In H.264 I-macroblocks have dependencies on neighboring macroblocks in terms of prediction. In other words one can only encode macroblock at (mb_x, mb_y) when macroblocks at (mb_x - 1, mb_y) [A], (mb_x, mb_y - 1) [B], (mb_x + 1, mb_y - 1) [C], (mb_x - 1, mb_y - 1) [D] have been encoded.
Renderscript doesn't guarantee any scan order, i.e. we can not rely on any of the top or left macroblocks being done before we start to process the current one.
The solution to this is wave-front processing (see below). The idea is to schedule macroblock processing in waves, each wave will process the spots that are ready to be processed. In the image below each wave is represented by a different fill color of the rectangles. I highlighted one particular wave with red borders in the image below.
However how to make Renderscript process image only at the specified locations? The answer I figured out would be to use 'fake allocations' of the right size just for the purpose of having RenderScript iterate the amount of times we want.

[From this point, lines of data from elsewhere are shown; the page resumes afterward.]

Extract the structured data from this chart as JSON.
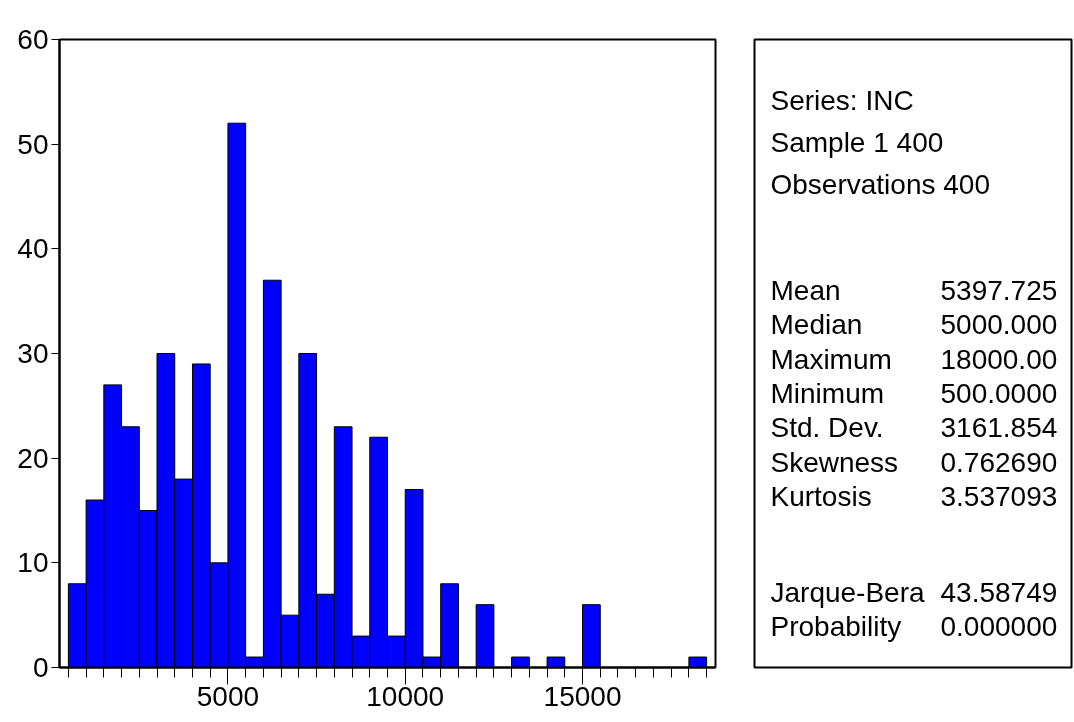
{
  "chart_data": [
    {
      "type": "histogram",
      "bins": [
        500,
        1000,
        1500,
        2000,
        2500,
        3000,
        3500,
        4000,
        4500,
        5000,
        5500,
        6000,
        6500,
        7000,
        7500,
        8000,
        8500,
        9000,
        9500,
        10000,
        10500,
        11000,
        11500,
        12000,
        12500,
        13000,
        13500,
        14000,
        14500,
        15000,
        15500,
        16000,
        16500,
        17000,
        17500,
        18000,
        18500
      ],
      "values": [
        8,
        16,
        27,
        23,
        15,
        30,
        18,
        29,
        10,
        52,
        1,
        37,
        5,
        30,
        7,
        23,
        3,
        22,
        3,
        17,
        1,
        8,
        0,
        6,
        0,
        1,
        0,
        1,
        0,
        6,
        0,
        0,
        0,
        0,
        0,
        1
      ],
      "color": "#0000ff",
      "xlim": [
        250,
        18750
      ],
      "xticks": [
        {
          "value": 500,
          "label": null
        },
        {
          "value": 1000,
          "label": null
        },
        {
          "value": 1500,
          "label": null
        },
        {
          "value": 2000,
          "label": null
        },
        {
          "value": 2500,
          "label": null
        },
        {
          "value": 3000,
          "label": null
        },
        {
          "value": 3500,
          "label": null
        },
        {
          "value": 4000,
          "label": null
        },
        {
          "value": 4500,
          "label": null
        },
        5000,
        {
          "value": 5500,
          "label": null
        },
        {
          "value": 6000,
          "label": null
        },
        {
          "value": 6500,
          "label": null
        },
        {
          "value": 7000,
          "label": null
        },
        {
          "value": 7500,
          "label": null
        },
        {
          "value": 8000,
          "label": null
        },
        {
          "value": 8500,
          "label": null
        },
        {
          "value": 9000,
          "label": null
        },
        {
          "value": 9500,
          "label": null
        },
        10000,
        {
          "value": 10500,
          "label": null
        },
        {
          "value": 11000,
          "label": null
        },
        {
          "value": 11500,
          "label": null
        },
        {
          "value": 12000,
          "label": null
        },
        {
          "value": 12500,
          "label": null
        },
        {
          "value": 13000,
          "label": null
        },
        {
          "value": 13500,
          "label": null
        },
        {
          "value": 14000,
          "label": null
        },
        {
          "value": 14500,
          "label": null
        },
        15000,
        {
          "value": 15500,
          "label": null
        },
        {
          "value": 16000,
          "label": null
        },
        {
          "value": 16500,
          "label": null
        },
        {
          "value": 17000,
          "label": null
        },
        {
          "value": 17500,
          "label": null
        },
        {
          "value": 18000,
          "label": null
        },
        {
          "value": 18500,
          "label": null
        }
      ],
      "ylim": [
        0,
        60
      ],
      "yticks": [
        0,
        10,
        20,
        30,
        40,
        50,
        60
      ]
    },
    {
      "type": "other",
      "annotations": [
        "Series: INC",
        "Sample 1 400",
        "Observations 400"
      ],
      "categories": [
        "Mean",
        "Median",
        "Maximum",
        "Minimum",
        "Std. Dev.",
        "Skewness",
        "Kurtosis",
        null,
        "Jarque-Bera",
        "Probability"
      ],
      "value_labels": [
        "5397.725",
        "5000.000",
        "18000.00",
        "500.0000",
        "3161.854",
        "0.762690",
        "3.537093",
        null,
        "43.58749",
        "0.000000"
      ]
    }
  ]
}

Let's call these 'fake allocations' -- the iterators.
So for the first wave we'll use a 1x1 'fake allocation' (iterator), for the second wave a 1x1 as well; for the third and 4th wave -- a 2x1 iterator and so forth (all the iterators are displayed to the right of the grid in a picture below with the appropriate wave color).
The question now is how do we derive a macroblock position (mb_x, mb_y) within a wave from the iterator postion (it_x, it_y) within the iterator. This it totally task-dependent, but in this case we'll use the following technique:
- fill the iterator with the current wave number;
- mb_x = wave_number - it_x * 2;
- mb_y = it_x;
PS: I event think it would be better to schedule the waves from withing the RenderScript function, this way we don't have to go back to Java too many times.